John Z. DeLorean
John Zachary DeLorean - born 6 January, 1925 in Detroit, Michigan - started his brilliant career as an engineer by joining The Chrysler Institute. DeLorean become disillusioned when he heard a speech from top executive James Zeder, who explained to the class that team work was the only way forward within the company. DeLorean, a true individual, found this hard to comprehend and with a lot of regret he started looking elsewhere for a career move.
DeLorean was offered a job at Packard Motor Company, which took him in a new career direction. It was not long before John was establishing himself within the company.
One of John’s designs early on was to play a part in the development
of the (Ultamatic) an automatic Transmission unit. After successful designs were in incorporated into the Ultamatic, Johns ideas and designs were being noticed for the first time.

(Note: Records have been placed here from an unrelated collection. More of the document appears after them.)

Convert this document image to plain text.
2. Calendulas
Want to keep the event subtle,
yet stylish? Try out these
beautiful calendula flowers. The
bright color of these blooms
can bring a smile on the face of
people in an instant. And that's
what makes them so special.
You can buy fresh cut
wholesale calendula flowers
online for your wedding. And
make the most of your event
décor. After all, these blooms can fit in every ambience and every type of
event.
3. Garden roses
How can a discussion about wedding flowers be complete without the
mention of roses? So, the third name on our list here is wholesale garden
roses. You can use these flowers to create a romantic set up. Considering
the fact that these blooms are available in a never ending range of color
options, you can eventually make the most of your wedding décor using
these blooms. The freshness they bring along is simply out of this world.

However Packard was a struggling company and when Packard merged with the Studebaker Corporation, John was left with the choice of relocating to Indiana, or looking for another job. Fortunately, John was approached by the engineering vice president of General Motors, Oliver Kelley, who offer John his choice of job across five
divisions of the GM group. It was a choice that would set John DeLorean on the path of a true maverick, for the rest of his career.
DeLorean Joined The Pontiac Motor division of GM, in which he excelled – most notably for being the design of the GTO muscle car
with Bill Collins. DeLorean continued to impress with his engineering abilities and his unique design ideas, and played a large part in turning around the division, both in terms of their image and their profitability. As a result, John DeLorean was ‘fast-tracked’ within the company, and was appointed as General Manager in 1965.
In 1969 John DeLorean was promoted to head of the Chevrolet division, which at that time was the largest motor division in the world. Although Chevrolet was making money, the division was out of control and it was the hope of GM’s senior management that DeLorean could rearrange the division and gain back control. It was not long after Johns appointment that many changes started to occur within Chevrolet, from tightening parts inventory, to smoothing and building relations with the GM dealer network.
GM senior management realised that John DeLorean was making positive changes to the business, but was hard to control. Faced with an invaluable asset which they couldn’t control, GM did the the only thing they could, and in 1972 DeLorean was promoted to head of North American car and truck operations.
John DeLorean soon discovered his new life on the GM 14th floor was powerful in many ways, although he also realised that he was no longer playing a part in the actual build and design of the work which he so loved. (Even after years as a senior manager he always thought of himself as an engineer). His position now was part of the decision making process and while it was a highly important job within the company, for DeLorean it meant that he had little say, and his methods which had been tried and tested and made GM millions of dollars, had to be held in constraint. It was not long before DeLorean had reached the point of leaving GM.
While DeLorean was in line for promotion as the next possible President of GM, it was not to happen.
In 1973 he left General Motors and become the head of the National Alliance of Businessmen (NAB). After a successful year held in this office, DeLorean for the first time was unemployed after many years in the automotive business.
Soon enough DeLorean started talking to other engineers about the possibility of starting a motor company from scratch - The DeLorean Motor Company. DeLorean asked Thomas W Kimmerley to start up a new company with him and after many discussions, both men agreed that the basis for the business was sound enough to proceed.
DeLorean set himself and Kimmerley the task of raising the money needed to keep the project going. Kimmerley created the DeLorean Motor Company in January 1974. DeLorean later founded his own personal venture ‘The John Z DeLorean Corporation’ in 1975.
In 1974, John DeLorean and Bill Collins (DMC’s newly hired Chief engineer) went to Europe and visited the Turin Auto Show to find a designer for their new sports car. They had visited four different design companies before they selected Ital Design.
DeLoreans attention turned to financing his new project. Many possible finance and investment deals had been arranged including Puerto Rico through to Detroit,- although ultimately the most attractive deal was tabled by Northern Ireland, and Belfast was to be the ‘home’ of the DeLorean Sports car. While troubles persisted in the war torn Belfast area at the time, it was not long before the state of the art production plant was being constructed in Dunmurry, with the promise of thousands of jobs for local Catholic and Protestant workers alike.
Problems began for DMC from the very beginning - finances for the company were always to the last dollar and DMC had agreements with the British government which they did not honour due to a change from a Labour government to a Conservative government at the mid point of the DMC project in Northern Ireland.
DMC found itself struggling for money and for its very survival. Nonetheless, DMC pushed forward and with occasional injections of money into the project by the British government, the company started to show profit in potential sales in the United States.
However with a recession in the United States, unfavourable exchange rates and one of the worst winters on record, DMC sales were hard hit. The British government slowly backed away from the whole project seeing nothing but troubles ahead and without the backbone of the British Governments financial support, the Belfast plant was doomed from that day on.
DMC was put into receivership in 1982, and later to declare its bankruptcy.